Tricky one! I can't seem to trigger the exponential complexity this (\.[CHARS]+)*
pattern should introduce. I can make it be a little slow with a huge string (a few megabytes), but I guess that is to be expected with any regular expression. In Python:
import time, re
t=time.time()
print(re.match(r'^[\w!#$%&\'*+/=?`{|}~^-]+(\.[\w!#$%&\'*+/=?`{|}~^-]+)*@(?:[a-zA-Z0-9-]+\.)+[a-zA-Z]{2,6}$', 'a.'+'xb'*2500000+'test@example.com'))
print(time.time()-t)
t=time.time()
print(re.match(r'^[\w!#$%&\'*+/=?`{|}~^-]+(\.[\w!#$%&\'*+/=?`{|}~^-]+)*@(?:[a-zA-Z0-9-]+\.)+[a-zA-Z]{2,6}$', 'ax'+'.b'*2500000+'test@example.com'))
print(time.time()-t)
In the first test, we supply a long string where the xb
pattern is repeated. This matches just the first part (namely, [CHARS]+
) and not the second (namely, (\.[CHARS]+)*)

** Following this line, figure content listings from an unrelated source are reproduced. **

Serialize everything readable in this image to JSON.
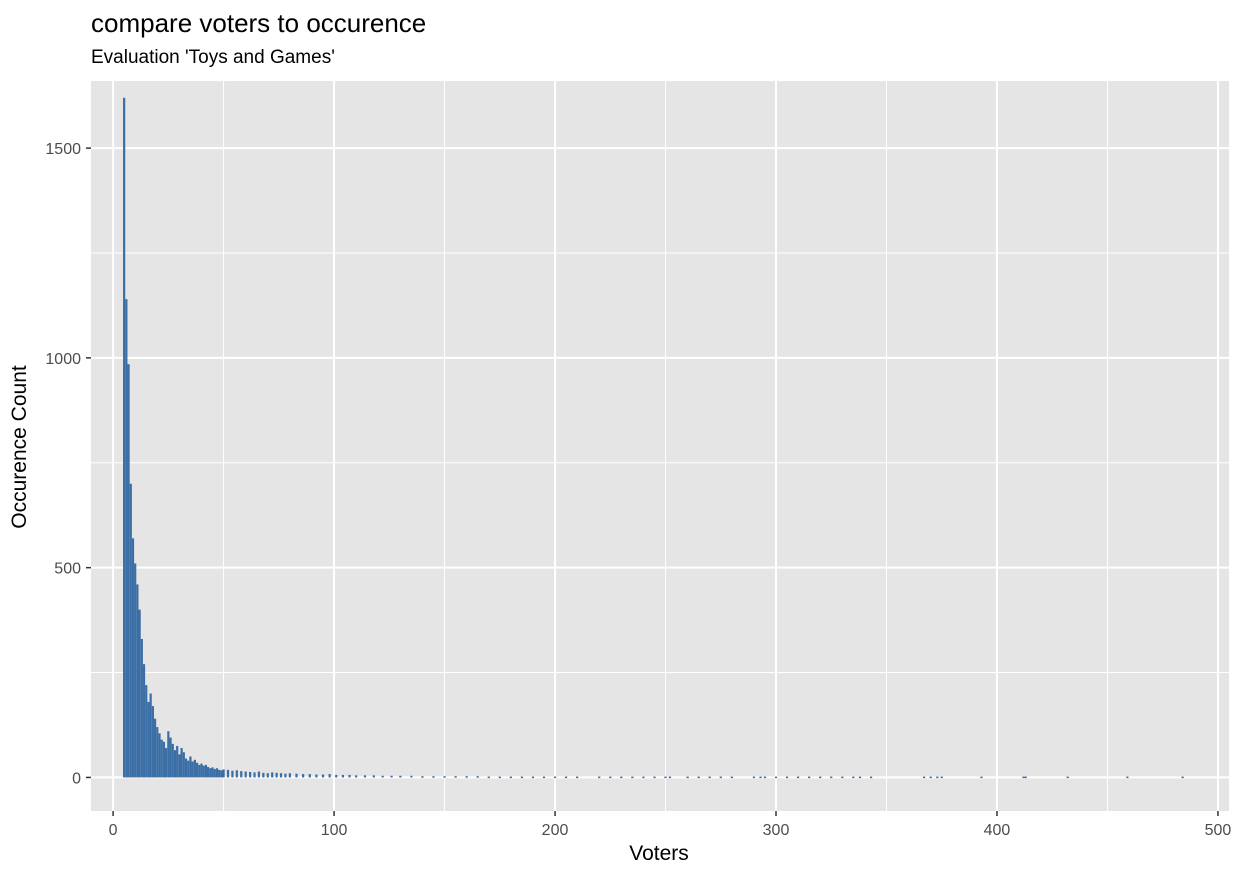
{
  "chart_data": {
    "type": "bar",
    "title": "compare voters to occurence",
    "subtitle": "Evaluation 'Toys and Games'",
    "xlabel": "Voters",
    "ylabel": "Occurence Count",
    "xlim": [
      -10,
      505
    ],
    "ylim": [
      -80,
      1660
    ],
    "x_ticks": [
      0,
      100,
      200,
      300,
      400,
      500
    ],
    "y_ticks": [
      0,
      500,
      1000,
      1500
    ],
    "grid": true,
    "legend": "none",
    "bar_color": "#3a6ea5",
    "panel_color": "#e5e5e5",
    "grid_color": "#ffffff",
    "x": [
      5,
      6,
      7,
      8,
      9,
      10,
      11,
      12,
      13,
      14,
      15,
      16,
      17,
      18,
      19,
      20,
      21,
      22,
      23,
      24,
      25,
      26,
      27,
      28,
      29,
      30,
      31,
      32,
      33,
      34,
      35,
      36,
      37,
      38,
      39,
      40,
      41,
      42,
      43,
      44,
      45,
      46,
      47,
      48,
      49,
      50,
      52,
      54,
      56,
      58,
      60,
      62,
      64,
      66,
      68,
      70,
      72,
      74,
      76,
      78,
      80,
      83,
      86,
      89,
      92,
      95,
      98,
      101,
      104,
      107,
      110,
      114,
      118,
      122,
      126,
      130,
      135,
      140,
      145,
      150,
      155,
      160,
      165,
      170,
      175,
      180,
      185,
      190,
      195,
      200,
      205,
      210,
      220,
      225,
      230,
      235,
      240,
      245,
      250,
      252,
      260,
      265,
      270,
      275,
      280,
      290,
      293,
      295,
      300,
      305,
      310,
      315,
      320,
      325,
      330,
      335,
      338,
      343,
      367,
      370,
      373,
      375,
      393,
      412,
      413,
      432,
      459,
      484
    ],
    "values": [
      1620,
      1140,
      985,
      700,
      570,
      510,
      460,
      400,
      330,
      270,
      220,
      180,
      200,
      170,
      140,
      120,
      105,
      90,
      85,
      70,
      110,
      95,
      80,
      65,
      75,
      55,
      70,
      60,
      45,
      40,
      50,
      38,
      42,
      35,
      30,
      33,
      28,
      30,
      25,
      22,
      24,
      20,
      22,
      18,
      17,
      19,
      18,
      16,
      17,
      15,
      14,
      13,
      12,
      14,
      11,
      10,
      12,
      11,
      10,
      9,
      10,
      9,
      8,
      8,
      7,
      7,
      8,
      6,
      6,
      6,
      5,
      5,
      5,
      4,
      4,
      4,
      4,
      3,
      3,
      3,
      3,
      3,
      3,
      2,
      2,
      2,
      2,
      2,
      2,
      2,
      2,
      2,
      2,
      2,
      2,
      2,
      2,
      2,
      2,
      2,
      2,
      2,
      2,
      2,
      2,
      2,
      2,
      2,
      2,
      2,
      2,
      2,
      2,
      2,
      2,
      2,
      2,
      2,
      2,
      2,
      2,
      2,
      2,
      2,
      2,
      2,
      2,
      2
    ]
  }
}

). The second test does the opposite: it repeats the '.b' pattern which matches the second part a lot of times (where the backtracking should be) and not the first.
As output, you can see the difference in time it takes:
0.06872129440307617
0.3483853340148926
Both strings are equally long, so the pattern does take some more time.

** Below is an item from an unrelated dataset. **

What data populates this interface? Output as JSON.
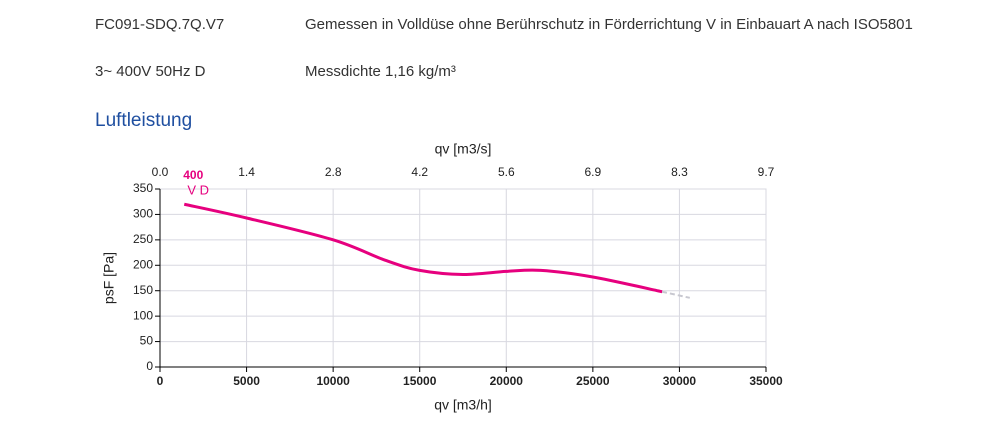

Usually, one would use the second pattern and then make the end not match, so remove the .com
part or something. The regex engine would start to backtrack and take exponentially longer with each iteration. I'm not sure why that does not happen here.
So far as I can see, you might be safe by just limiting the input length to a few kilobytes. But I am probably just too stupid to trigger it; using a pattern that is known to be vulnerable is just asking for someone to come along and figure it out ;-)